I just dialed a number.
"Mom, that thing you said you'd arrange for me back then. Does it still stand?"
The other end went silent for a few seconds.
"He just lost his wife. Has a daughter. But he's a good man, and he's been waiting all this time for you to say yes."
I held my burning-hot daughter tighter against me and closed my eyes for a moment.
"I'll marry him."
The line went quiet. I think I'd frightened my mother.
She coughed twice, and when she lowered her voice the question came out fast as a knife: "Did Ethan hit you?"
I didn't answer.
My daughter shuddered again in my arms, like a sparrow soaked through by rain.

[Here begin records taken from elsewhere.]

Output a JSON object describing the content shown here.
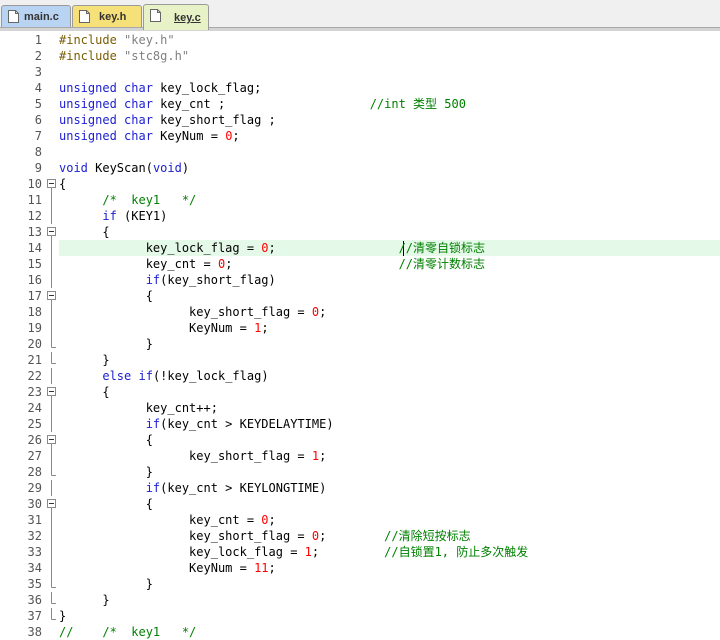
{
  "tabs": [
    {
      "label": "main.c",
      "color": "#b9d3f2",
      "active": false
    },
    {
      "label": "key.h",
      "color": "#f6e07a",
      "active": false
    },
    {
      "label": "key.c",
      "color": "#e7f2c6",
      "active": true
    }
  ],
  "current_line": 14,
  "colors": {
    "keyword": "#1e20d0",
    "preprocessor": "#7a5d00",
    "string": "#808080",
    "number": "#ff0000",
    "comment": "#008000",
    "current_line_bg": "#e5f9e8"
  },
  "code_lines": [
    {
      "n": "1",
      "fold": "",
      "text": "#include \"key.h\""
    },
    {
      "n": "2",
      "fold": "",
      "text": "#include \"stc8g.h\""
    },
    {
      "n": "3",
      "fold": "",
      "text": ""
    },
    {
      "n": "4",
      "fold": "",
      "text": "unsigned char key_lock_flag;"
    },
    {
      "n": "5",
      "fold": "",
      "text": "unsigned char key_cnt ;                    //int 类型 500"
    },
    {
      "n": "6",
      "fold": "",
      "text": "unsigned char key_short_flag ;"
    },
    {
      "n": "7",
      "fold": "",
      "text": "unsigned char KeyNum = 0;"
    },
    {
      "n": "8",
      "fold": "",
      "text": ""
    },
    {
      "n": "9",
      "fold": "",
      "text": "void KeyScan(void)"
    },
    {
      "n": "10",
      "fold": "open",
      "text": "{"
    },
    {
      "n": "11",
      "fold": "line",
      "text": "      /*  key1   */"
    },
    {
      "n": "12",
      "fold": "line",
      "text": "      if (KEY1)"
    },
    {
      "n": "13",
      "fold": "open",
      "text": "      {"
    },
    {
      "n": "14",
      "fold": "line",
      "text": "            key_lock_flag = 0;                 //清零自锁标志"
    },
    {
      "n": "15",
      "fold": "line",
      "text": "            key_cnt = 0;                       //清零计数标志"
    },
    {
      "n": "16",
      "fold": "line",
      "text": "            if(key_short_flag)"
    },
    {
      "n": "17",
      "fold": "open",
      "text": "            {"
    },
    {
      "n": "18",
      "fold": "line",
      "text": "                  key_short_flag = 0;"
    },
    {
      "n": "19",
      "fold": "line",
      "text": "                  KeyNum = 1;"
    },
    {
      "n": "20",
      "fold": "end",
      "text": "            }"
    },
    {
      "n": "21",
      "fold": "end",
      "text": "      }"
    },
    {
      "n": "22",
      "fold": "line",
      "text": "      else if(!key_lock_flag)"
    },
    {
      "n": "23",
      "fold": "open",
      "text": "      {"
    },
    {
      "n": "24",
      "fold": "line",
      "text": "            key_cnt++;"
    },
    {
      "n": "25",
      "fold": "line",
      "text": "            if(key_cnt > KEYDELAYTIME)"
    },
    {
      "n": "26",
      "fold": "open",
      "text": "            {"
    },
    {
      "n": "27",
      "fold": "line",
      "text": "                  key_short_flag = 1;"
    },
    {
      "n": "28",
      "fold": "end",
      "text": "            }"
    },
    {
      "n": "29",
      "fold": "line",
      "text": "            if(key_cnt > KEYLONGTIME)"
    },
    {
      "n": "30",
      "fold": "open",
      "text": "            {"
    },
    {
      "n": "31",
      "fold": "line",
      "text": "                  key_cnt = 0;"
    },
    {
      "n": "32",
      "fold": "line",
      "text": "                  key_short_flag = 0;        //清除短按标志"
    },
    {
      "n": "33",
      "fold": "line",
      "text": "                  key_lock_flag = 1;         //自锁置1, 防止多次触发"
    },
    {
      "n": "34",
      "fold": "line",
      "text": "                  KeyNum = 11;"
    },
    {
      "n": "35",
      "fold": "end",
      "text": "            }"
    },
    {
      "n": "36",
      "fold": "end",
      "text": "      }"
    },
    {
      "n": "37",
      "fold": "end",
      "text": "}"
    },
    {
      "n": "38",
      "fold": "",
      "text": "//    /*  key1   */"
    }
  ]
}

Her forehead was hot enough to fry an egg, her eyelids clamped shut, her lips cracked and peeling.
I wiped the sweat off her with my sleeve, and she didn't even whimper.
"What did you do to my grandbaby?" My mother's voice broke.

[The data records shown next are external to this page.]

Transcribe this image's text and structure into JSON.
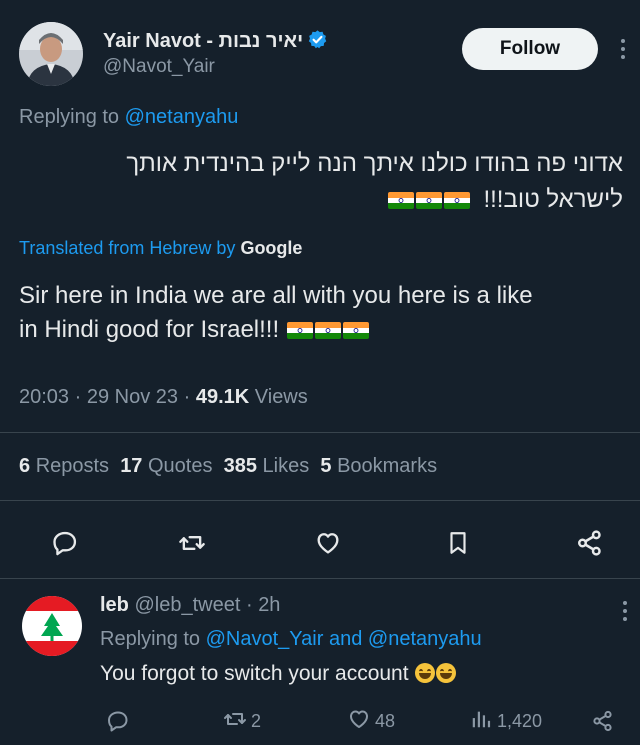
{
  "tweet": {
    "author_name": "Yair Navot - יאיר נבות",
    "author_handle": "@Navot_Yair",
    "follow_label": "Follow",
    "replying_prefix": "Replying to",
    "replying_to": "@netanyahu",
    "hebrew_line1": "אדוני פה בהודו כולנו איתך הנה לייק בהינדית אותך",
    "hebrew_line2": "לישראל טוב!!!",
    "translated_prefix": "Translated from Hebrew by",
    "translated_brand": "Google",
    "translation_line1": "Sir here in India we are all with you here is a like",
    "translation_line2": "in Hindi good for Israel!!!",
    "time": "20:03",
    "date": "29 Nov 23",
    "views_count": "49.1K",
    "views_label": "Views",
    "sep": "·",
    "reposts_count": "6",
    "reposts_label": "Reposts",
    "quotes_count": "17",
    "quotes_label": "Quotes",
    "likes_count": "385",
    "likes_label": "Likes",
    "bookmarks_count": "5",
    "bookmarks_label": "Bookmarks"
  },
  "reply": {
    "author_name": "leb",
    "author_handle": "@leb_tweet",
    "time_ago": "2h",
    "sep": "·",
    "replying_prefix": "Replying to",
    "replying_to_1": "@Navot_Yair",
    "replying_and": "and",
    "replying_to_2": "@netanyahu",
    "text": "You forgot to switch your account",
    "reposts": "2",
    "likes": "48",
    "views": "1,420"
  },
  "icons": [
    "verified-badge-icon",
    "more-options-icon",
    "india-flag-icon",
    "reply-icon",
    "repost-icon",
    "like-icon",
    "bookmark-icon",
    "share-icon",
    "lebanon-flag-avatar",
    "grinning-emoji-icon",
    "views-icon"
  ],
  "colors": {
    "background": "#15202b",
    "text": "#e7e9ea",
    "muted": "#8b98a5",
    "link": "#1d9bf0",
    "divider": "#38444d"
  }
}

"She's running a fever. I'm taking her to the hospital in a bit."
"What do you mean, in a bit?! Go now!"
I hung up.
Ethan was in the living room watching TV, the laughter from some variety show rolling out in waves.

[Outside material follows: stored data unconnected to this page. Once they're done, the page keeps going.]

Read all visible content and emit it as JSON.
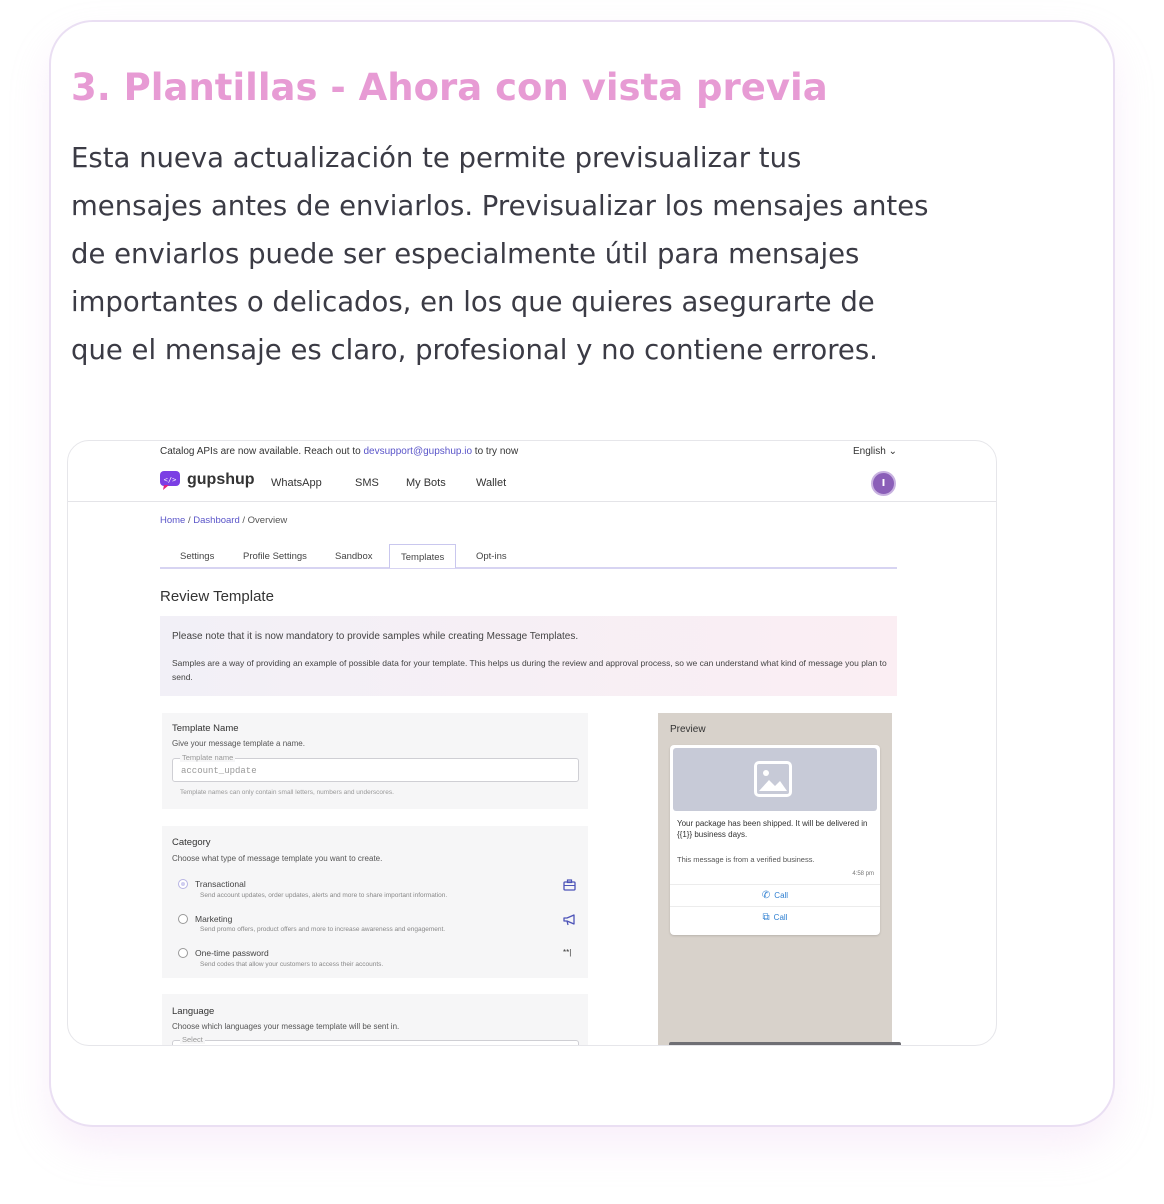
{
  "card": {
    "title": "3. Plantillas - Ahora con vista previa",
    "body": "Esta nueva actualización te permite previsualizar tus mensajes antes de enviarlos. Previsualizar los mensajes antes de enviarlos puede ser especialmente útil para mensajes importantes o delicados, en los que quieres asegurarte de que el mensaje es claro, profesional y no contiene errores."
  },
  "screenshot": {
    "announcement": {
      "prefix": "Catalog APIs are now available. Reach out to ",
      "link": "devsupport@gupshup.io",
      "suffix": " to try now"
    },
    "language_selector": "English ⌄",
    "brand": "gupshup",
    "nav": [
      "WhatsApp",
      "SMS",
      "My Bots",
      "Wallet"
    ],
    "avatar_initial": "I",
    "breadcrumb": {
      "home": "Home",
      "sep1": " / ",
      "dashboard": "Dashboard",
      "sep2": " / ",
      "current": "Overview"
    },
    "tabs": [
      "Settings",
      "Profile Settings",
      "Sandbox",
      "Templates",
      "Opt-ins"
    ],
    "active_tab": "Templates",
    "page_title": "Review Template",
    "notice": {
      "line1": "Please note that it is now mandatory to provide samples while creating Message Templates.",
      "line2": "Samples are a way of providing an example of possible data for your template. This helps us during the review and approval process, so we can  understand what kind of message you plan to send."
    },
    "template_name": {
      "heading": "Template Name",
      "subtitle": "Give your message template a name.",
      "field_label": "Template name",
      "field_value": "account_update",
      "hint": "Template names can only contain small letters, numbers and underscores."
    },
    "category": {
      "heading": "Category",
      "subtitle": "Choose what type of message template you want to create.",
      "options": [
        {
          "label": "Transactional",
          "desc": "Send account updates, order updates, alerts and more to share important information.",
          "icon": "briefcase-icon",
          "selected": true
        },
        {
          "label": "Marketing",
          "desc": "Send promo offers, product offers and more to increase awareness and engagement.",
          "icon": "megaphone-icon",
          "selected": false
        },
        {
          "label": "One-time password",
          "desc": "Send codes that allow your customers to access their accounts.",
          "icon": "password-icon",
          "selected": false
        }
      ]
    },
    "language": {
      "heading": "Language",
      "subtitle": "Choose which languages your message template will be sent in.",
      "field_label": "Select"
    },
    "preview": {
      "title": "Preview",
      "body": "Your package has been shipped. It will be delivered in {{1}} business days.",
      "footer": "This message is from a verified business.",
      "time": "4:58 pm",
      "buttons": [
        "Call",
        "Call"
      ]
    },
    "colors": {
      "title_pink": "#e79bd4",
      "link_purple": "#5a55c9",
      "button_blue": "#2e7fd1",
      "preview_bg": "#d8d2cb"
    }
  }
}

I wrapped my daughter in a blanket, lifted her up, and carried her past him.
He didn't even lift his eyelids.
I carried her toward the door, and before I'd even pulled it open his voice drifted after me: "Where are you off to wasting money now?"
I said I was taking her to the doctor.
"Doctor for what? A fever's not gonna kill anybody."
He was chewing chips, the plastic bag crackling. "That kid of yours is just precious about everything, same as her mother."
I didn't look back. I pulled the door open and left.
On the way to the hospital, my daughter started convulsing.
The cab driver glanced into the rearview mirror, slammed on the gas, and ran two red lights.
The ER nurse pushed the gurney inside at a jog, and as the doctor peeled back her eyelids he asked me how long she'd been running the fever.
"Since two this afternoon."
"What time?"
"Two."
The doctor glanced at the clock on the wall, and his face changed.
It was nearly six.
He didn't ask anything else. He just wheeled her in.
I sat in a plastic chair in the hallway, still clutching the blanket I'd wrapped my daughter in.
Down the hall an old woman was getting an IV drip, and the old man keeping her company handed me an orange.
I held the orange without peeling it, the little bumps on its skin pressing into my palm.
The phone rang.
My mother.
"I talked to him. He says he can meet anytime."
"Okay."
"Are you really sure about this?"
I could hear a man's voice on her end, talking to my mother about some soup he was stewing.
My mother answered him, then asked me again: "Tell me the truth. What's this really about?"
I thought about it, then said it was nothing, I'd just had enough.
My mother went quiet for a moment.
"His last name's Henson. Forty-two, runs a building-materials business. Lost his wife to pancreatic cancer last year, left with an eight-year-old girl. I've met him myself. Honest sort. Just doesn't talk much."
"Fine."
"Don't just say fine. Come meet him already."
I said okay and hung up.
The fluorescent tube in the hallway hummed, and my own shadow stretched across the floor, thin and long and dingy gray.
I looked down at the shoes on my feet, soles worn nearly flat.
I thought of the shoes on the feet of Ethan Whitney's first love's son. Seven thousand dollars.
It wasn't that I knew anything about brands. It was that when Ethan crouched down to tie the boy's laces, the saleswoman standing nearby said, "You've got a wonderful eye, sir, this is the last limited-edition pair in the store, seven thousand."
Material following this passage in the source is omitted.